Deploying with model and tensor parallelism

Question

Deploying with model and tensor parallelism

subhalingamd opened this issue 4 months ago · comments

Hello,

Could you provide guidance on implementing model and tensor parallelism in a deployment setting, such as with NVIDIA Triton Inference Server?

While it worked when running in script mode, as described here, I'm uncertain how to make the process listen to requests and do inference as they come.

Minh-Thuc · Answer 1 · Tue Apr 02 2024 16:07:40 GMT+0800 (China Standard Time)

I haven't built yet a service with this feature. But the idea is that you create a service as the normal mode while keeping all the implementation of the server in the main process by checking:

if ctranslate2.MpiInfo.getCurRank() == 0:
...

Then instead of running a service with a command, you can run it with mpirun. It depends your own goal and your environment that you have to deploy to set up the network following the guidance of mpi.

Subhalingam D · Answer 2 · Thu Apr 04 2024 21:49:03 GMT+0800 (China Standard Time)

Hi @minhthuc2502, thanks for the quick response.

This would require calling the inference function inside the if ctranslate2.MpiInfo.getCurRank() == 0 block, right? In which case, I think the other processes don't receive the data itself. I tried this but it just keeps waiting.

I am adding a very simplified workflow/pseudo-code below.

import ctranslate2
import transformers

generator = ctranslate2.Generator(..., tensor_parallel=True)
tokenizer = transformers.AutoTokenizer.from_pretrained(...)

def inference(text):
    start_tokens = tokenizer.convert_ids_to_tokens(tokenizer.encode(text))
    results = generator.generate_batch([start_tokens], ...)
    return results

if ctranslate2.MpiInfo.getCurRank() == 0:
    ...

    text = ...
    results = inference(text)

    ...

Things work fine without the if ctranslate2.MpiInfo.getCurRank() == 0 block and when run as a script.

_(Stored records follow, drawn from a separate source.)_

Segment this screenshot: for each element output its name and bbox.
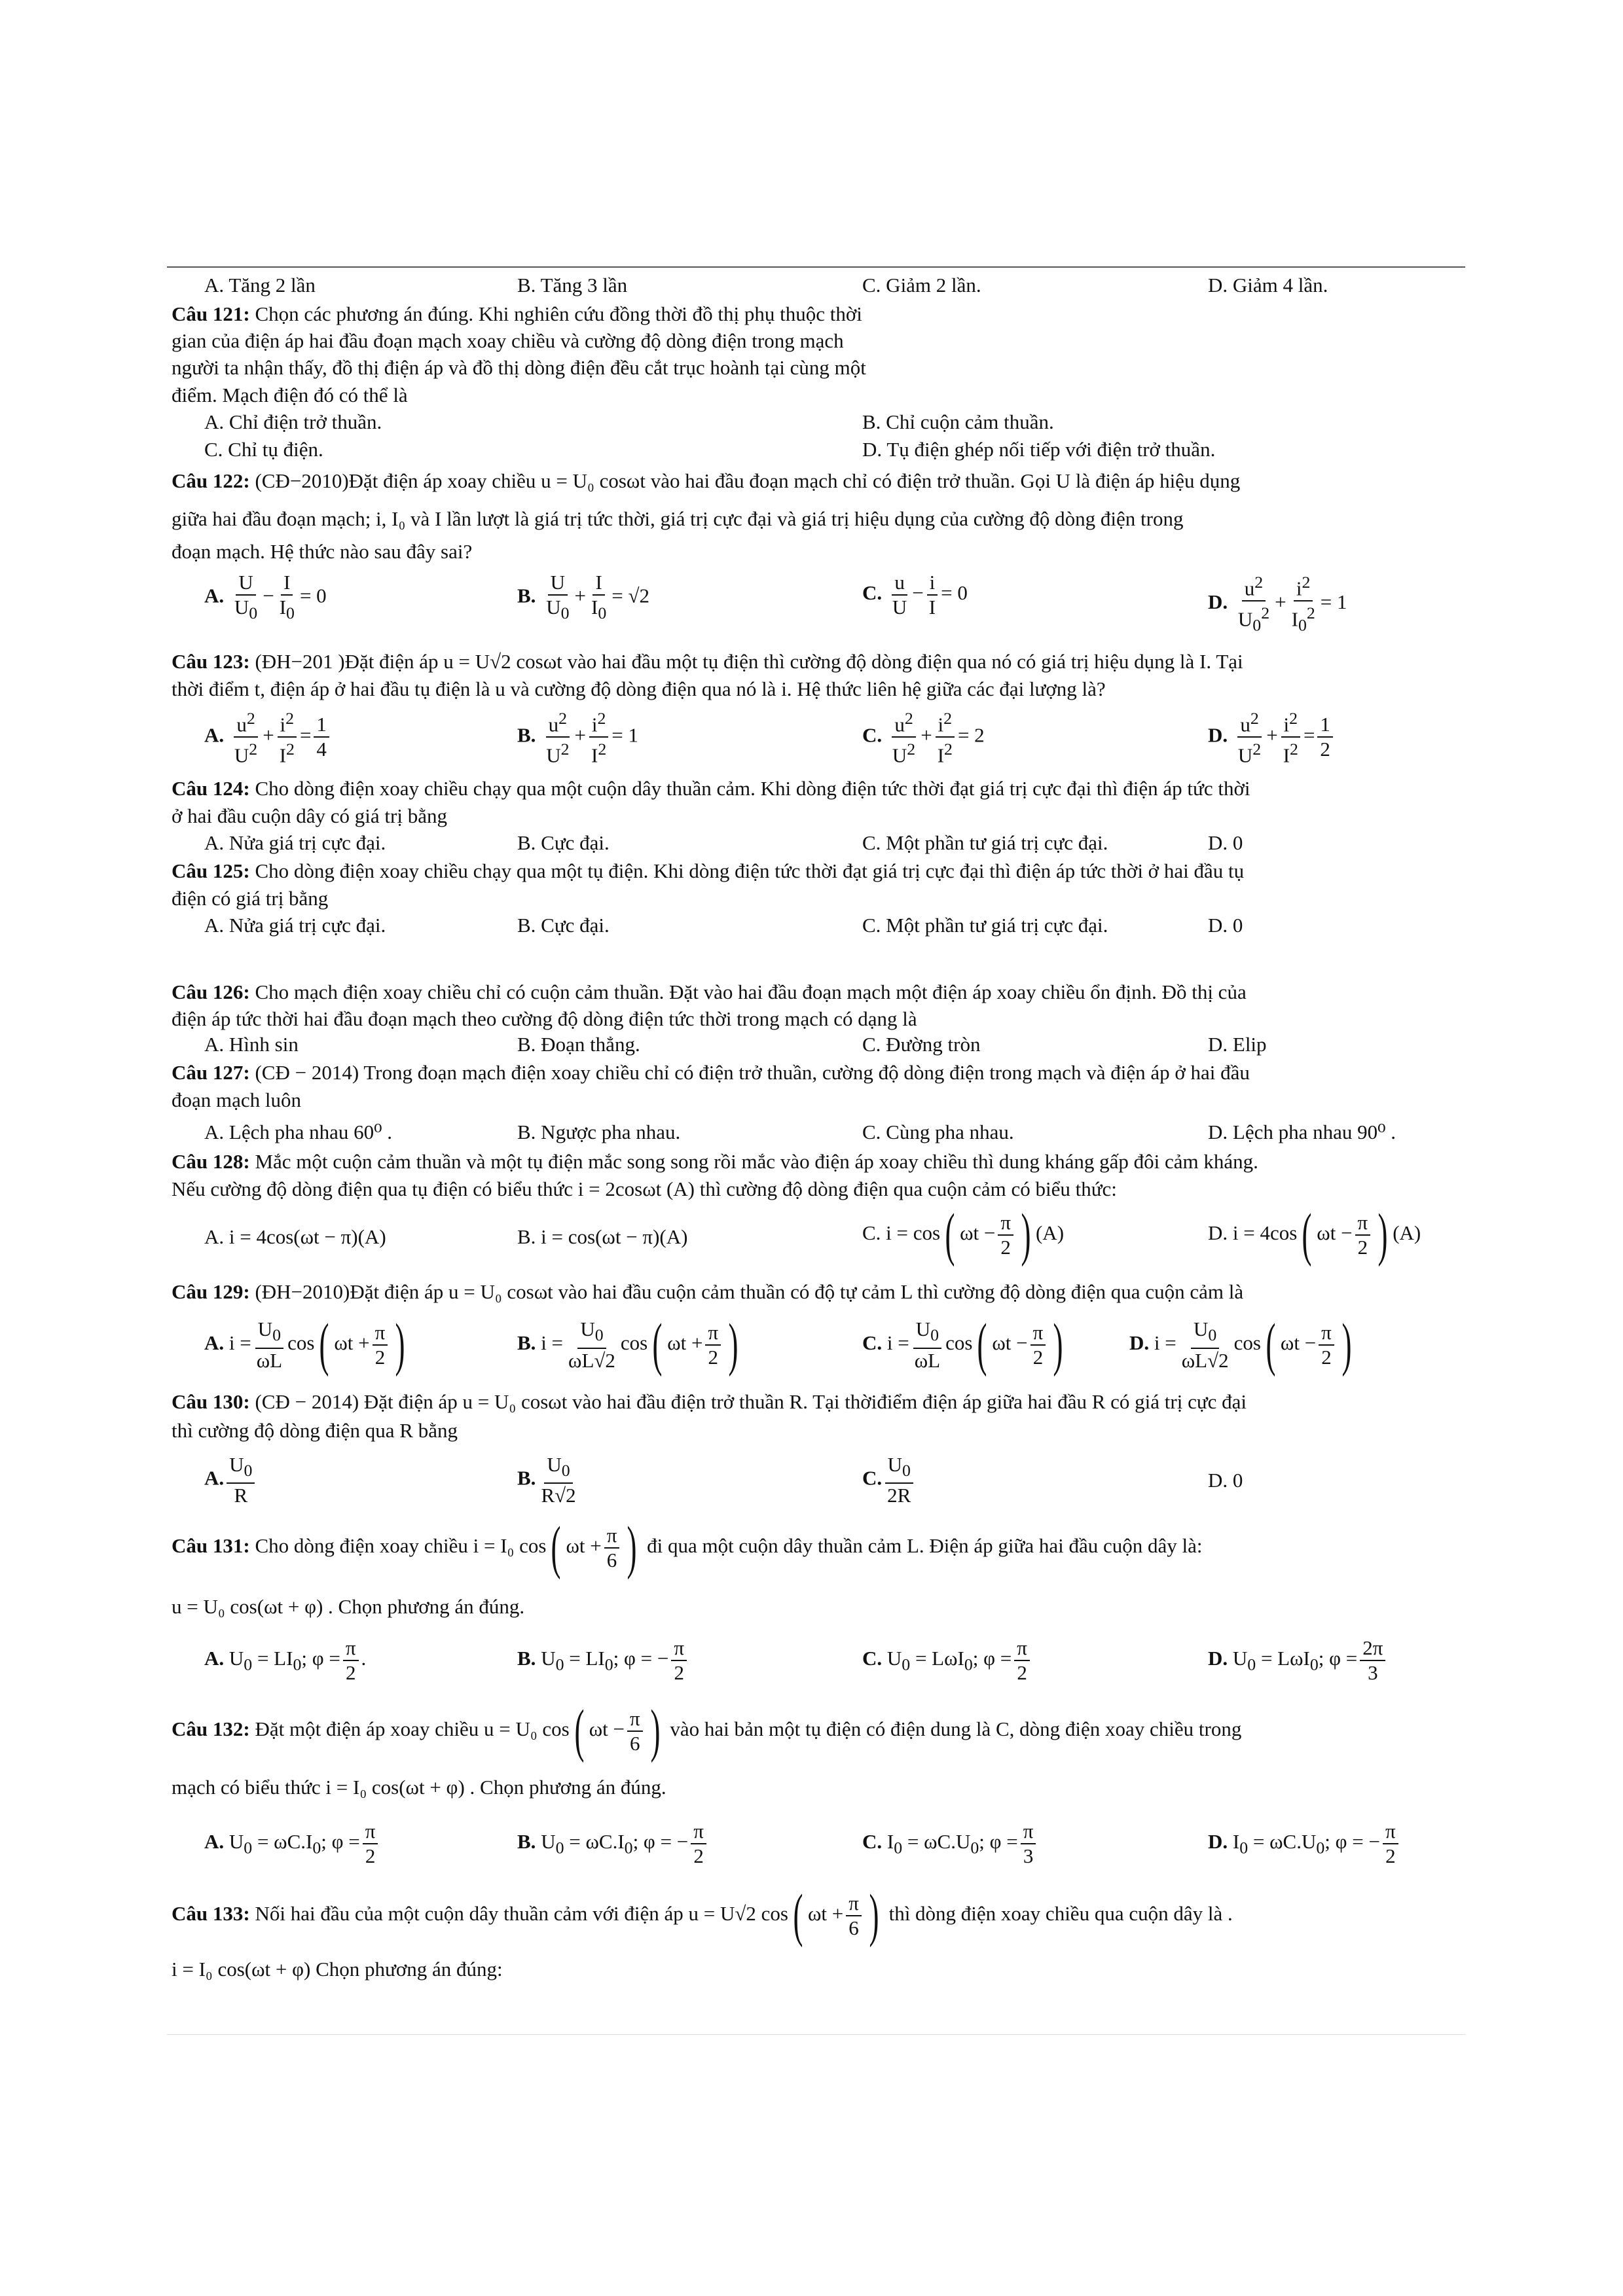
q131-option-a: A. $U_0 = LI_0$; φ = $\frac{\pi}{2}$ . [204, 1636, 367, 1684]
q126-text-2: điện áp tức thời hai đầu đoạn mạch theo cường độ dòng điện tức thời trong mạch có dạng là [172, 1007, 917, 1030]
q130-stem-1: (CĐ − 2014) Đặt điện áp u = U₀ cosωt vào hai đầu điện trở thuần R. Tại thờiđiểm điện áp giữa hai đầu R có giá trị cực đại [249, 1390, 1247, 1413]
q122-number: Câu 122: [172, 469, 250, 492]
q127-stem-1: (CĐ − 2014) Trong đoạn mạch điện xoay chiều chỉ có điện trở thuần, cường độ dòng điện trong mạch và điện áp ở hai đầu [249, 1061, 1250, 1084]
q126-option-b: B. Đoạn thẳng. [517, 1033, 640, 1056]
q127-text-2: đoạn mạch luôn [172, 1088, 302, 1111]
q127-option-a: A. Lệch pha nhau 60⁰ . [204, 1121, 393, 1143]
q125-text-2: điện có giá trị bằng [172, 887, 329, 910]
q120-option-a: A. Tăng 2 lần [204, 274, 316, 296]
q120-option-b: B. Tăng 3 lần [517, 274, 628, 296]
q126-number: Câu 126: [172, 980, 250, 1003]
q131-number: Câu 131: [172, 1534, 250, 1558]
q122-option-d: D. $\frac{u^2}{U_0^2}$ + $\frac{i^2}{I_0^2}$ = 1 [1208, 571, 1347, 637]
bottom-rule [167, 2034, 1465, 2035]
q123-number: Câu 123: [172, 650, 250, 673]
q124-option-d: D. 0 [1208, 831, 1243, 854]
q128-number: Câu 128: [172, 1150, 250, 1173]
q121-option-b: B. Chỉ cuộn cảm thuần. [862, 410, 1054, 433]
q132-option-a: A. $U_0 = \omega C.I_0$; φ = $\frac{\pi}{2}$ [204, 1820, 380, 1868]
q133-text-1: Câu 133: Nối hai đầu của một cuộn dây thuần cảm với điện áp u = U√2 cos( ωt + $\frac{\pi}{6}$ ) thì dòng điện xoay chiều qua cuộn dây là . [172, 1883, 1233, 1948]
q129-number: Câu 129: [172, 1280, 250, 1303]
q121-text-2: gian của điện áp hai đầu đoạn mạch xoay chiều và cường độ dòng điện trong mạch [172, 329, 844, 352]
q129-text-1 [172, 1280, 1243, 1304]
q125-option-b: B. Cực đại. [517, 914, 610, 937]
q122-text-3: đoạn mạch. Hệ thức nào sau đây sai? [172, 540, 473, 563]
q126-text-1 [172, 980, 1247, 1005]
q130-text-2: thì cường độ dòng điện qua R bằng [172, 1419, 458, 1442]
q125-text-1 [172, 859, 1244, 884]
q128-text-1 [172, 1149, 1258, 1174]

Please let me know if this is different from what you had suggested. Thanks.

Minh-Thuc · Answer 3 · Thu Apr 04 2024 23:34:16 GMT+0800 (China Standard Time)

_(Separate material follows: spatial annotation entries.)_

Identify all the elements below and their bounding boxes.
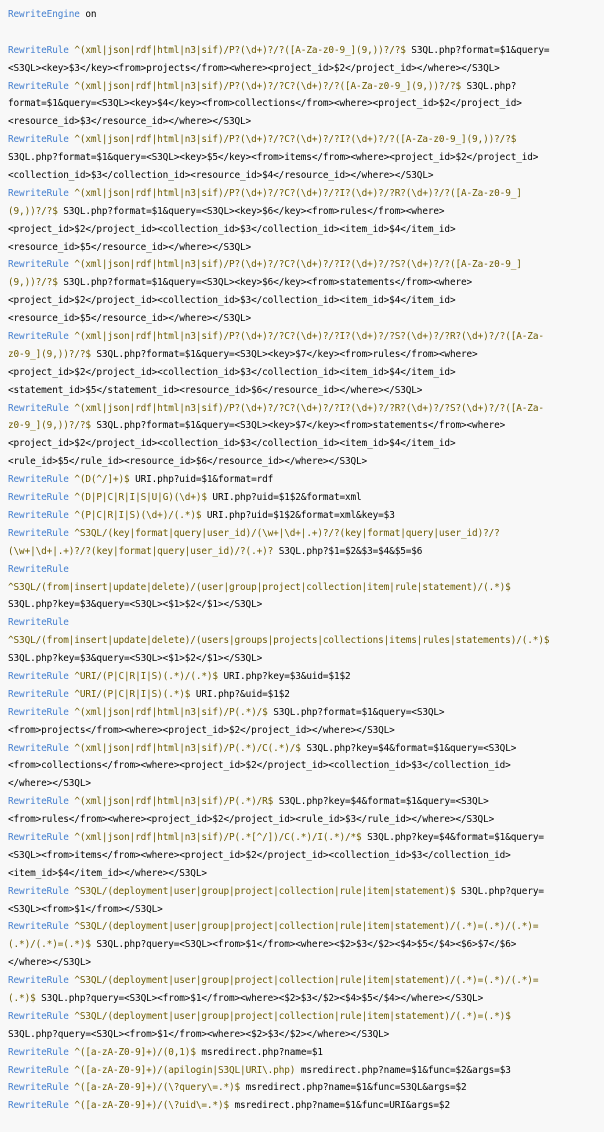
code-line	[8, 901, 604, 919]
regex-pattern: ^(P|C|R|I|S)(\d+)/(.*)$	[74, 509, 202, 521]
code-line	[8, 95, 604, 113]
code-line	[8, 292, 604, 310]
directive-keyword: RewriteRule	[8, 742, 69, 754]
code-text: <statement_id>$5</statement_id><resource_id>$6</resource_id></where></S3QL>	[8, 384, 423, 396]
code-text: <S3QL><from>items</from><where><project_id>$2</project_id><collection_id>$3</collection_id>	[8, 849, 511, 861]
directive-keyword: RewriteRule	[8, 1082, 69, 1094]
directive-keyword: RewriteRule	[8, 1064, 69, 1076]
code-text: <project_id>$2</project_id><collection_id>$3</collection_id><item_id>$4</item_id>	[8, 295, 456, 307]
code-text: URI.php?uid=$1&format=rdf	[129, 474, 274, 486]
directive-keyword: RewriteRule	[8, 975, 69, 987]
code-line	[8, 131, 604, 149]
code-text: </where></S3QL>	[8, 778, 91, 790]
directive-keyword: RewriteRule	[8, 688, 69, 700]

You have to run inference function in all processes and then only get the result from the first process:

import ctranslate2
import transformers

generator = ctranslate2.Generator(..., tensor_parallel=True)
tokenizer = transformers.AutoTokenizer.from_pretrained(...)

def inference(text):
    start_tokens = tokenizer.convert_ids_to_tokens(tokenizer.encode(text))
    results = generator.generate_batch([start_tokens], ...)
    return results

result = inference(text)
if ctranslate2.MpiInfo.getCurRank() == 0:
    ...

    Handle result 

    ...

Subhalingam D · Answer 4 · Thu May 02 2024 15:14:46 GMT+0800 (China Standard Time)

Thank you for the assistance. I'm closing the issue since I've managed to get it working.